A nova ofensiva tarifária do presidente Donald Trump reacendeu temores sobre os riscos de uma grande guerra comercial, em um cenário que remete a eventos ocorridos há quase 100 anos. Ao anunciar tarifas generalizadas sobre produtos de dezenas de países, incluindo China (34%), União Europeia (20%) e Brasil (10%), Trump reacendeu um debate sobre os efeitos do protecionismo nas economias globais.
As novas taxas entraram em vigor no último sábado (5) e fazem parte de uma estratégia batizada por Trump de “Dia da Libertação”, com o objetivo de reduzir o déficit comercial americano. As medidas, no entanto, geraram fortes críticas internacionais e já provocam reações de retaliação por parte dos países afetados.
Um Déjà Vu Econômico
Analistas e economistas veem paralelos entre a atual escalada comercial e a Lei Smoot-Hawley, promulgada pelos EUA em 1930. Na época, os EUA aumentaram as tarifas de importação de cerca de 900 produtos, com elevações que variaram entre 40% e 60%, na tentativa de proteger agricultores e indústrias locais.

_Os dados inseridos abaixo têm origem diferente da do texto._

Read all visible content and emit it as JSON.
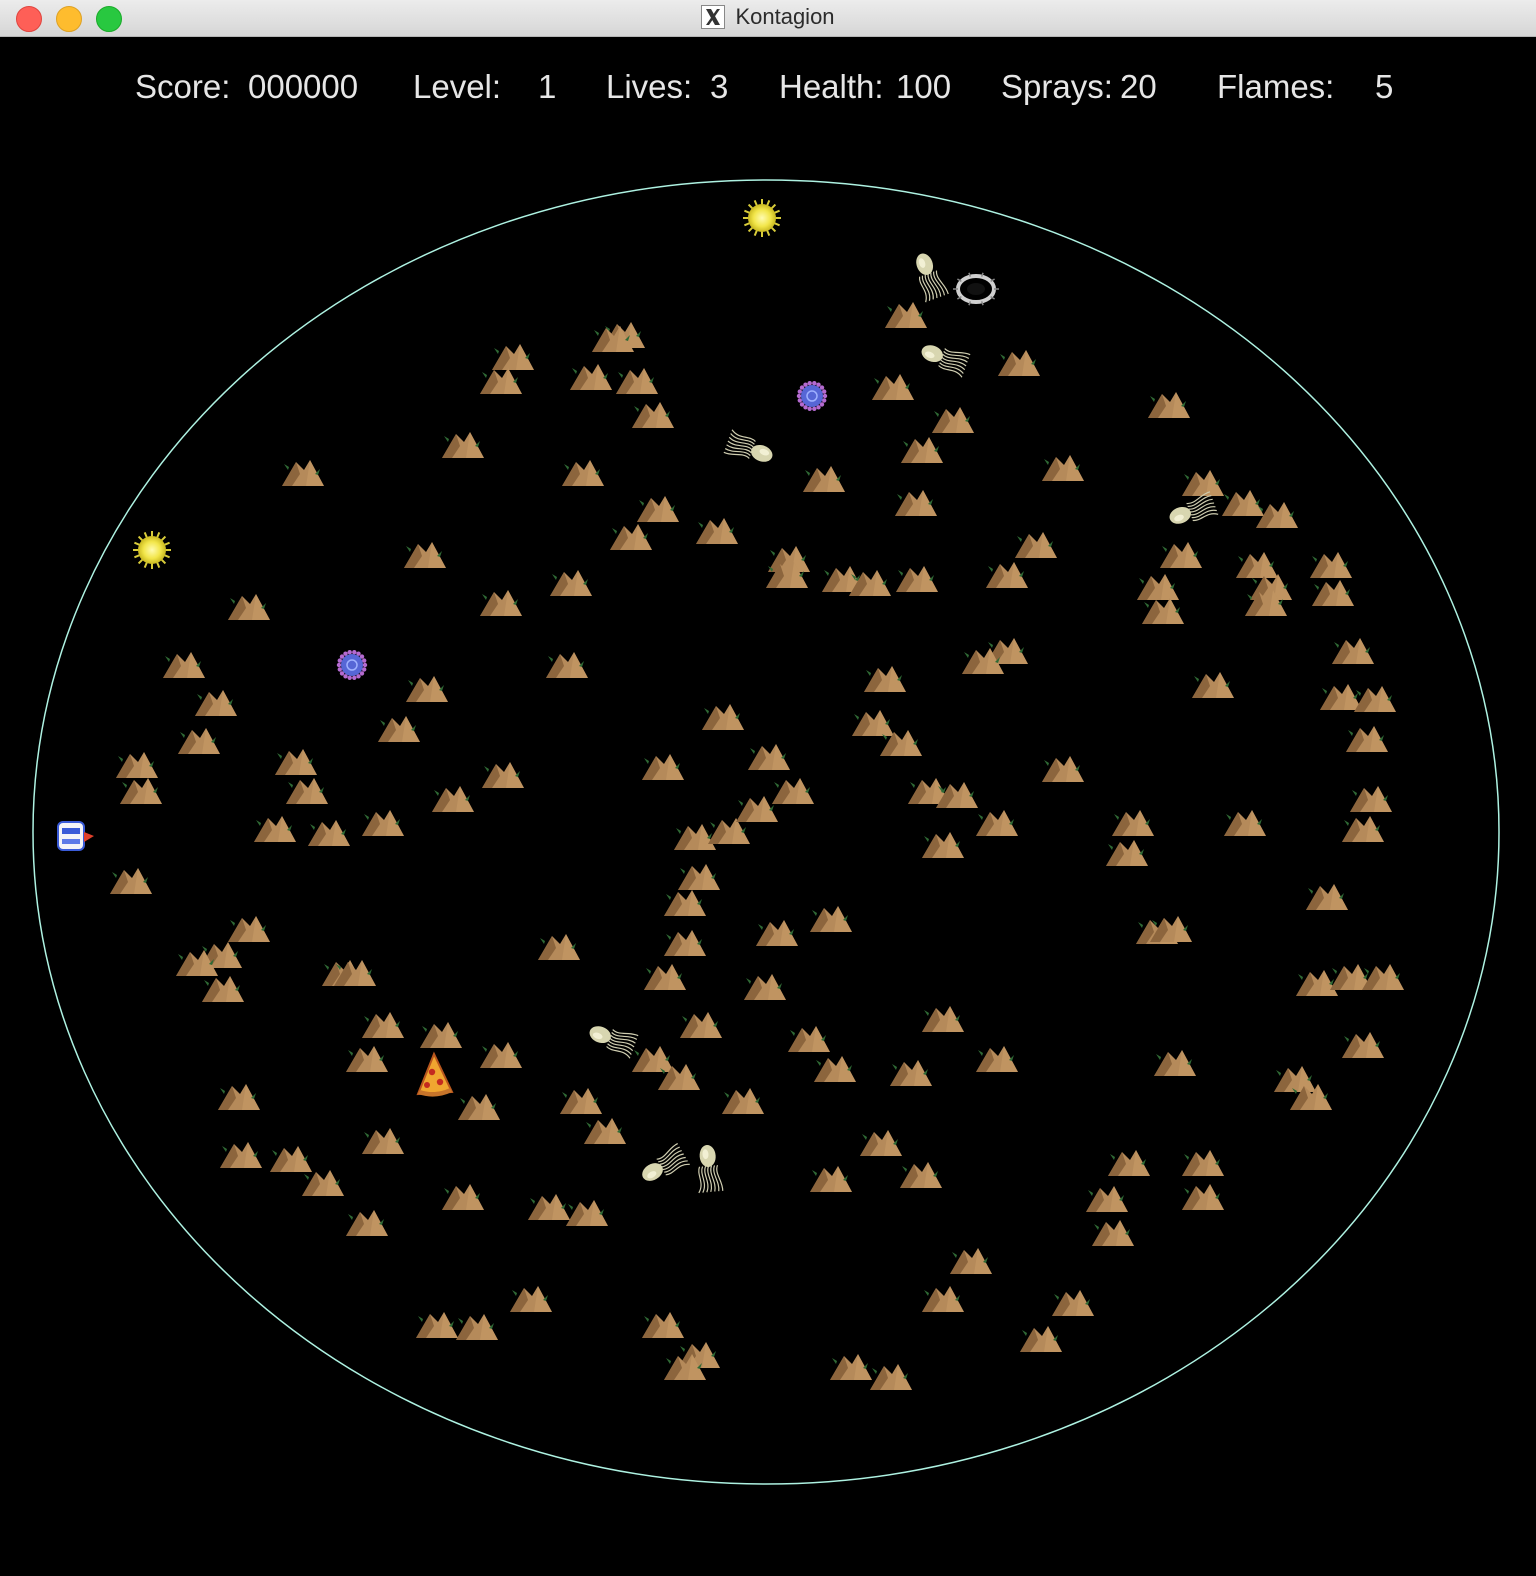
{
  "window": {
    "title": "Kontagion",
    "app_icon": "x11-icon",
    "controls": [
      "close-button",
      "minimize-button",
      "zoom-button"
    ]
  },
  "hud": {
    "score_label": "Score:",
    "score_value": "000000",
    "level_label": "Level:",
    "level_value": "1",
    "lives_label": "Lives:",
    "lives_value": "3",
    "health_label": "Health:",
    "health_value": "100",
    "sprays_label": "Sprays:",
    "sprays_value": "20",
    "flames_label": "Flames:",
    "flames_value": "5"
  },
  "colors": {
    "background": "#000000",
    "petri_dish_outline": "#aef2e2",
    "hud_text": "#e6e6e6",
    "dirt": "#b58a5a",
    "dirt_shadow": "#7a5530",
    "moss": "#2f6a35",
    "goodie_yellow": "#f2e64a",
    "fungus_blue": "#5666d6",
    "bacteria_pale": "#d8d6b0"
  },
  "entities": {
    "player": "socrates-player-icon",
    "goodies": [
      "restore-health-goodie-icon",
      "restore-health-goodie-icon"
    ],
    "fungus": [
      "fungus-icon",
      "fungus-icon"
    ],
    "pit": "bacterial-pit-icon",
    "food": "pizza-food-icon",
    "bacteria": "e-coli-bacterium-icon",
    "dirt": "dirt-pile-icon"
  }
}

A medida, no entanto, foi catastrófica: em plena Grande Depressão, as tarifas afundaram ainda mais a economia mundial. Importações e exportações americanas caíram cerca de 40%, e o comércio global despencou em torno de 65%. Países como Canadá e várias nações europeias retaliaram, o que agravou a recessão e contribuiu para a instabilidade política mundial, inclusive fortalecendo ideologias extremistas, como o nazismo.

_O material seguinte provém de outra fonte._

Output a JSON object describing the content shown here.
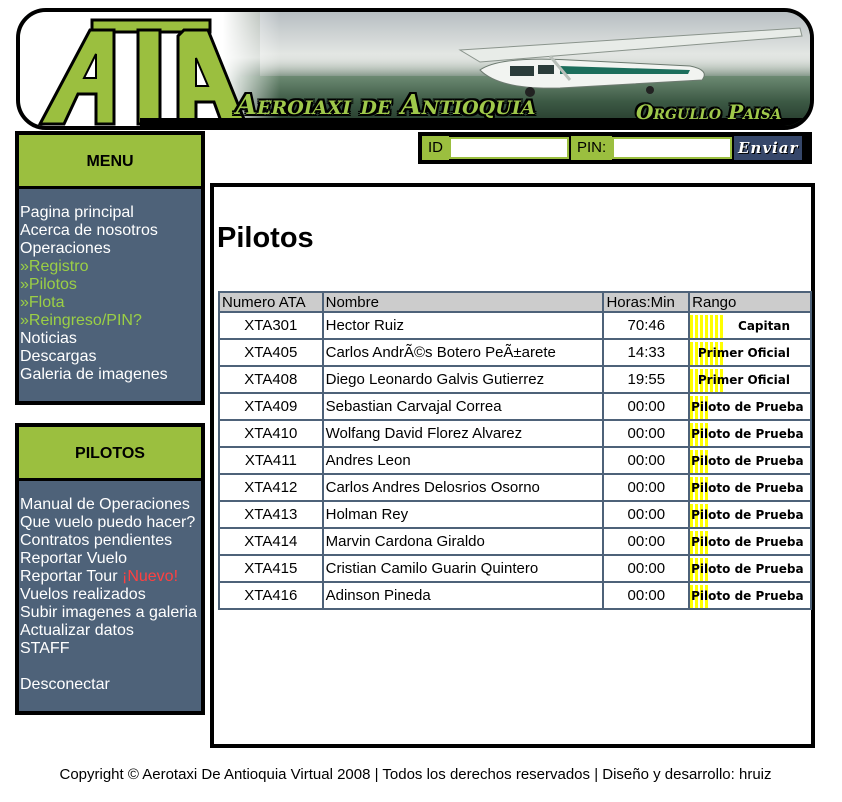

“Quase me ajoelhei para pedir que Hoover vetasse a lei”, relatou Thomas Lamont, então conselheiro do presidente e acionista do JP Morgan. “Ela intensificou o nacionalismo ao redor do mundo”, afirmou em artigo da revista The Economist.
Protecionismo e Seus Riscos
Nos anos 1920, a crise no campo e a concorrência dos produtores europeus levaram os agricultores americanos a pressionarem o governo por proteção tarifária. Hoover, eleito em 1928, cumpriu sua promessa ao aprovar a Lei Smoot-Hawley em 1930. O resultado, porém, foi o colapso das exportações: em apenas dois anos, as vendas externas dos EUA caíram de US$ 7 bilhões para US$ 2,5 bilhões.
Hoje, as medidas de Trump seguem lógica parecida: proteger o produtor local em meio a déficits comerciais. Mas especialistas alertam que as tarifas tendem a aumentar preços para o consumidor americano, reduzir a competitividade das empresas locais e alimentar tensões geopolíticas. Durante o primeiro mandato de Trump, estudos mostraram que suas tarifas prejudicaram tanto companhias estrangeiras quanto empresas e consumidores nos EUA.
A atual guerra comercial pode ter efeitos profundos e duradouros — e, como já visto no passado, o protecionismo, em vez de proteção, pode acabar agravando crises econômicas e gerando instabilidade global.